An encrypted back-up copy of the Self-Custody of our users is stored on a server at WWZ Telekom AG in Zug, Switzerland. Self-Custody does not have access to this data in unencrypted form.

We only transfer your personal data to countries where the European Commission, Switzerland or the UK (as applicable) has decided that they have an adequate level of data protection or we take measures to ensure that all recipients provide an adequate level of data protection. We do this for example by entering into appropriate data transfer agreements based on Standard Contractual Clauses and performing data protection assessments of data transfer arrangements as appropriate.

5. Your Rights.

(a) to object, on grounds relating to your particular situation, to the processing of your personal data by us, subject to certain preconditions; If personal data is processed for direct marketing purposes, you have an additional right to object at any time to the processing of personal data in relation to you for the purpose of such marketing. This also applies to profiling where this is connected to direct marketing. In that case, the personal data will no longer be processed by us for these purposes.
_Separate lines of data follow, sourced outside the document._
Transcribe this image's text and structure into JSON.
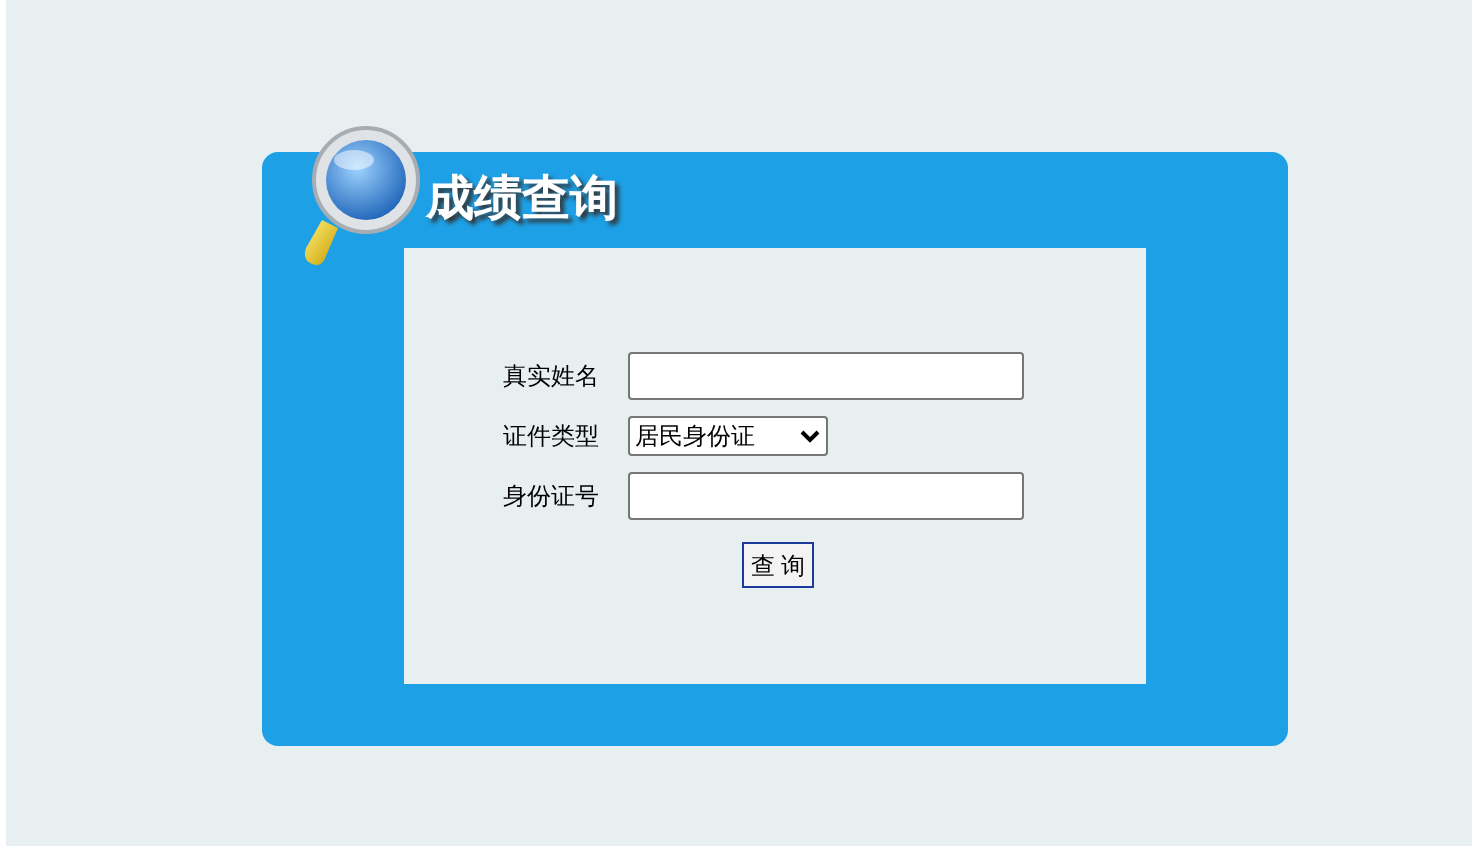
{
  "panel": {
    "title": "成绩查询"
  },
  "form": {
    "fields": [
      {
        "label": "真实姓名",
        "kind": "input"
      },
      {
        "label": "证件类型",
        "kind": "select",
        "value": "居民身份证"
      },
      {
        "label": "身份证号",
        "kind": "input"
      }
    ],
    "button": "查 询"
  }
}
(b) to obtain from us confirmation as to whether your personal data is being processed, and, where that is the case, to request access to details about how we process your personal data and (depending on the circumstances) copies of the personal data – right of access;

(c) to obtain from us the rectification of inaccurate personal data concerning you – right to rectification;

(d) to ask us to erase your personal data, subject to certain preconditions – right to erasure (right to be forgotten);

(e) to request restriction of processing of your personal data, in which case, it would be marked and processed by us only for certain purposes – right to restriction of processing;

(f) to receive your personal data which you have provided to us in a structured, commonly used and machine-readable format and you have the right to transmit the personal data to another entity without hindrance from us – right to data portability; and

(g) to lodge a complaint with a supervisory authority (only for EEA and UK).

(h) in some jurisdictions such as France and Portugal, you also have the right to provide us with guidelines as to the processing of your personal data after your death.